After initialization, the tokenizer converts text inputs into sequences of IDs that you can pass to Sentis.

Decode output

For text-based models, use the same tokenizer to decode the generated IDs back into readable text.

Sample code

using System;
using System.Collections.Generic;
using System.Linq;
using Unity.InferenceEngine;
using Unity.InferenceEngine.Tokenization;
using Unity.InferenceEngine.Tokenization.Decoders;
using Unity.InferenceEngine.Tokenization.Mappers;
using Unity.InferenceEngine.Tokenization.Normalizers;
using Unity.InferenceEngine.Tokenization.Padding;
using Unity.InferenceEngine.Tokenization.PostProcessors;
using Unity.InferenceEngine.Tokenization.PostProcessors.Templating;
using Unity.InferenceEngine.Tokenization.PreTokenizers;
using Unity.InferenceEngine.Tokenization.Truncators;
using UnityEngine;

class TokenizerSample : MonoBehaviour
{
    static Tensor<int> Encode(ITokenizer tokenizer, string input)
    {
        // Generates the sequence
        var encoding = tokenizer.Encode(input);

        // Then you can use the encoding to generate your tensors.

        // Gets this ids
        // Other masks or available, like:
        // - attention
        // - type ids
        // - special mask.
        int[] ids = encoding.GetIds().ToArray();

        // Create a 3D tensor shape
        TensorShape shape = new TensorShape(1, 1, ids.Length);

        // Create a new tensor from the array
        return new Tensor<int>(shape, ids);
    }

    static string Decode(ITokenizer tokenizer, Tensor<int> tensor)
    {
        var ids = tensor.DownloadToArray();
        return tokenizer.Decode(ids);
    }

    static Dictionary<string, int> BuildVocabulary()
    {
        // This stub method returns a legitimate string to id mapping for the tokenizer.
        // It is usually built from a large configuration JSON file.
        return new Dictionary<string, int>();
    }

    static TokenConfiguration[] GetAddedTokens()
    {
        // This stub method returns a legitimate collection of token configuration.
        // Token configuration is the Hugging Face equivalent of added token.
        return Array.Empty<TokenConfiguration>();
    }

    /// This sample initializes a tokenizer based on All MiniLM L6 v2.
    public ITokenizer CreateTokenizer()
    {
        var vocabulary = BuildVocabulary();
        var addedTokens = GetAddedTokens();

        // Central step of the tokenizer
        var mapper = new WordPieceMapper(vocabulary, "[UNK]", "##", 100);


        // Preliminary steps of the tokenization:
        // - normalization (transforms the input string)
        // - pre-tokenization (splits the input string)

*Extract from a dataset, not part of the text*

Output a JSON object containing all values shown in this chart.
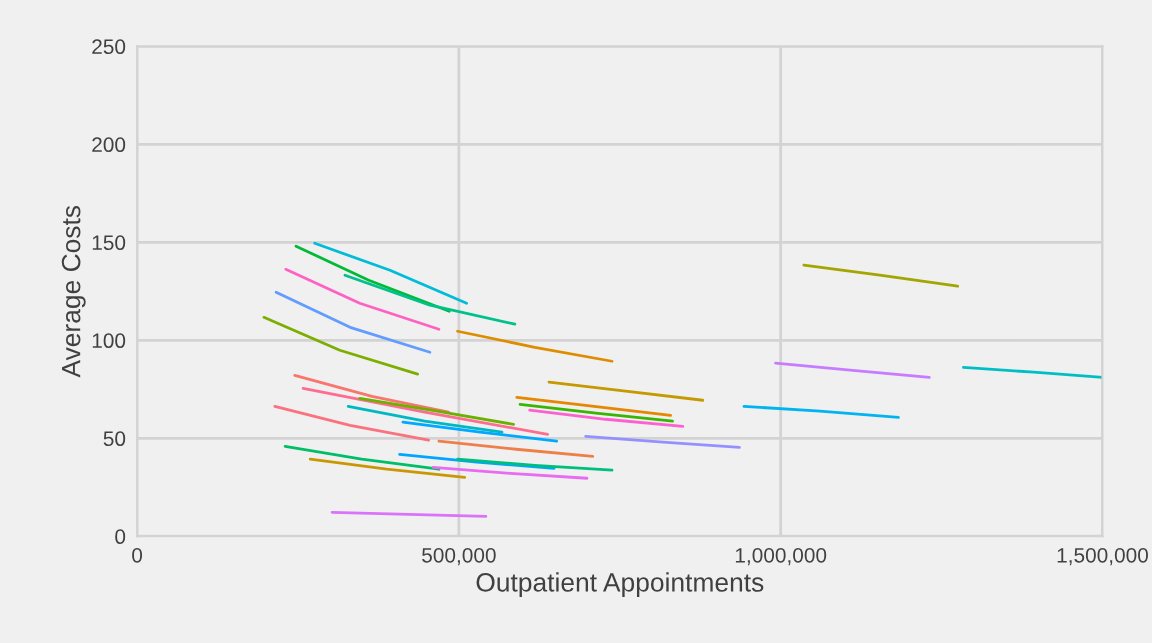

        var normalizer = new BertNormalizer(
            cleanText: true,
            handleCjkChars: true,
            stripAccents: null,
            lowerCase: true);

        var preTokenizer = new BertPreTokenizer();


        // Final steps of tokenization:
        // - truncation (splits the token sequences)
        // - post-processing (decorates the token sequences)
        // - padding (adds tokens to match a sequence size).

        var truncator = new LongestFirstTruncator(new RightDirectionRangeGenerator(), 128, 0);

        var clsId = addedTokens.Where(tc => tc.Value == "[CLS]").Select(tc => tc.Id).FirstOrDefault();
        var sepId = addedTokens.Where(tc => tc.Value == "[SEP]").Select(tc => tc.Id).FirstOrDefault();
        var padId = addedTokens.Where(tc => tc.Value == "[PAD]").Select(tc => tc.Id).FirstOrDefault();

        var postProcessor = new TemplatePostProcessor(
          new(Template.Parse("[CLS]:0 $A:0 [SEP]:0")),
          new(Template.Parse("[CLS]:0 $A:0 [SEP]:0 $B:1 [SEP]:1")),
          new (string, int)[] { ("[CLS]", clsId), ("[SEP]", sepId) });

        var padding = new RightPadding(
          new FixedPaddingSizeProvider(128),
          new Token(padId, "[PAD]"));


        // Decoding.

        var decoder = new WordPieceDecoder("##", true);


        // Creates the tokenizer from all the components
        // initialized above.

        return new Tokenizer(
            mapper,
            normalizer: normalizer,
            preTokenizer: preTokenizer,
            truncator: truncator,
            postProcessor: postProcessor,
            paddingProcessor: padding,
            decoder: decoder,
            addedVocabulary: addedTokens);
    }
}